Il esquissait l’architecture paysanne, les maisons en bois, les broderies, les ornements, les objets du quotidien, les costumes. Sa Russie de conte de fées n’est pas le résultat d’une fantaisie aléatoire. Elle regorge de motifs réels issus de la Russie ancienne et de la Russie du Nord. « Ce serait un crime envers l’avenir que de perdre ne serait-ce qu’un seul grain du champ de la création populaire russe, qui s’est enrichi au fil des siècles », écrivait-il dans son article « La création populaire du Nord ».
Après la révolution, Bilibine a émigré et a vécu longtemps en Égypte, où il acceptait n’importe quel travail. En 1925, il est arrivé à Paris, où il a travaillé sur des opéras russes et des mises en scène théâtrales, et illustré des livres, notamment français.

Malgré son grand succès auprès du public international, il n’a jamais perdu l’espoir de retourner en Russie. En 1936, il est revenu à Leningrad, où il enseignait à l’atelier de graphisme de l’Institut de peinture, de sculpture et d’architecture de l’Académie panrusse des arts.
Ivan Bilibine est mort le 7 février 1942 à Leningrad assiégée. Et bien qu’il a eu la possibilité de quitter la ville, il a refusé l’évacuation : « On ne fuit pas une forteresse assiégée, on la défend. »

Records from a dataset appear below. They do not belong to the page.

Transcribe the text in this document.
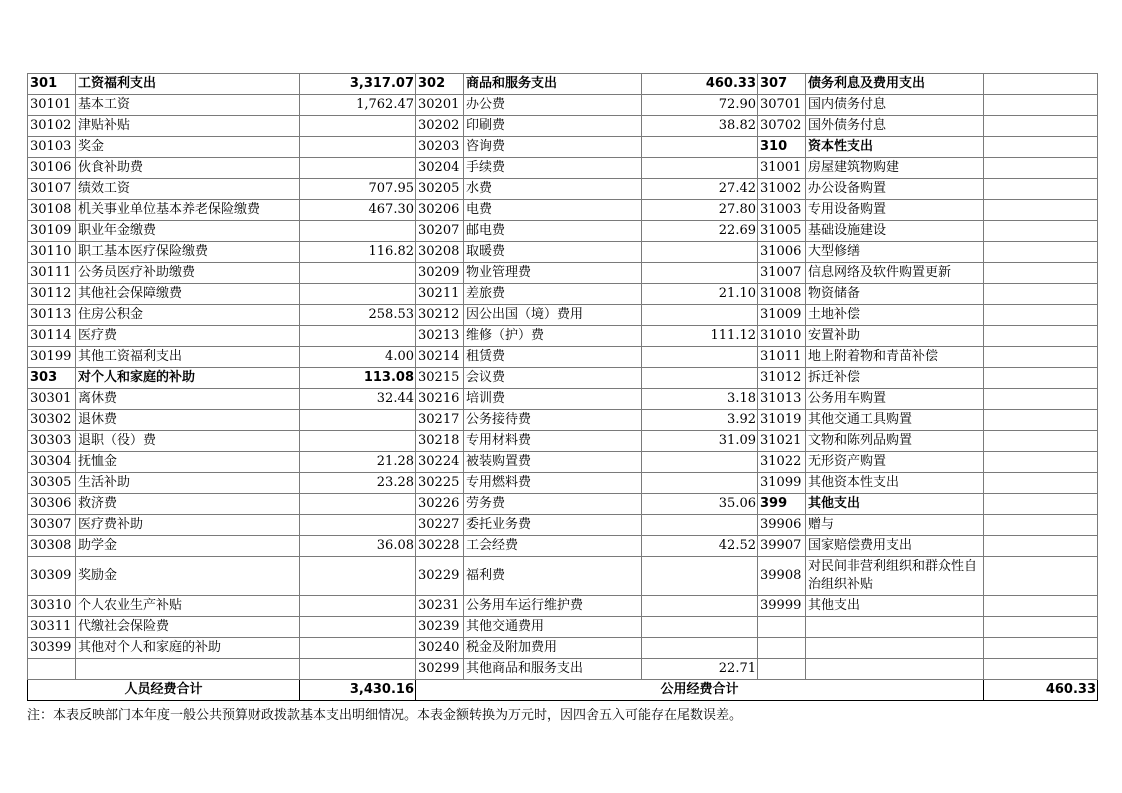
301	工资福利支出	3,317.07	302	商品和服务支出	460.33	307	债务利息及费用支出	
30101	基本工资	1,762.47	30201	办公费	72.90	30701	国内债务付息	
30102	津贴补贴		30202	印刷费	38.82	30702	国外债务付息	
30103	奖金		30203	咨询费		310	资本性支出	
30106	伙食补助费		30204	手续费		31001	房屋建筑物购建	
30107	绩效工资	707.95	30205	水费	27.42	31002	办公设备购置	
30108	机关事业单位基本养老保险缴费	467.30	30206	电费	27.80	31003	专用设备购置	
30109	职业年金缴费		30207	邮电费	22.69	31005	基础设施建设	
30110	职工基本医疗保险缴费	116.82	30208	取暖费		31006	大型修缮	
30111	公务员医疗补助缴费		30209	物业管理费		31007	信息网络及软件购置更新	
30112	其他社会保障缴费		30211	差旅费	21.10	31008	物资储备	
30113	住房公积金	258.53	30212	因公出国（境）费用		31009	土地补偿	
30114	医疗费		30213	维修（护）费	111.12	31010	安置补助	
30199	其他工资福利支出	4.00	30214	租赁费		31011	地上附着物和青苗补偿	
303	对个人和家庭的补助	113.08	30215	会议费		31012	拆迁补偿	
30301	离休费	32.44	30216	培训费	3.18	31013	公务用车购置	
30302	退休费		30217	公务接待费	3.92	31019	其他交通工具购置	
30303	退职（役）费		30218	专用材料费	31.09	31021	文物和陈列品购置	
30304	抚恤金	21.28	30224	被装购置费		31022	无形资产购置	
30305	生活补助	23.28	30225	专用燃料费		31099	其他资本性支出	
30306	救济费		30226	劳务费	35.06	399	其他支出	
30307	医疗费补助		30227	委托业务费		39906	赠与	
30308	助学金	36.08	30228	工会经费	42.52	39907	国家赔偿费用支出	
30309	奖励金		30229	福利费		39908	对民间非营利组织和群众性自治组织补贴	
30310	个人农业生产补贴		30231	公务用车运行维护费		39999	其他支出	
30311	代缴社会保险费		30239	其他交通费用				
30399	其他对个人和家庭的补助		30240	税金及附加费用				
			30299	其他商品和服务支出	22.71			
人员经费合计		3,430.16	公用经费合计					460.33
注：本表反映部门本年度一般公共预算财政拨款基本支出明细情况。本表金额转换为万元时，因四舍五入可能存在尾数误差。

À l’occasion de cet anniversaire, la Fondation du patrimoine des russes à l’étranger, en collaboration avec la Maison des russes russe A.Soljenitsyne et le Musée des Beaux-Arts d’Ivangorod, a préparé l’exposition « Ivan Bilibine : le parcours de l’artiste. La géographie du destin », qui a ouvert ses portes le 4 août sur l’Arbat, à Moscou. Elle retrace la naissance du style Bilibine et son évolution sous l’influence de la culture des lieux où le destin a conduit l’artiste.
Nous remercions la Fondation du patrimoine des russes à l’étranger, ainsi que son président, A. Avdeev, et sa directrice générale, E.Chernyshkova, de nous avoir donné la possibilité de présenter cette exposition au CSCOR à Paris. L'exposition ouvrira ses portes demain, lundi 17 août, et se tiendra jusqu'au 31 août.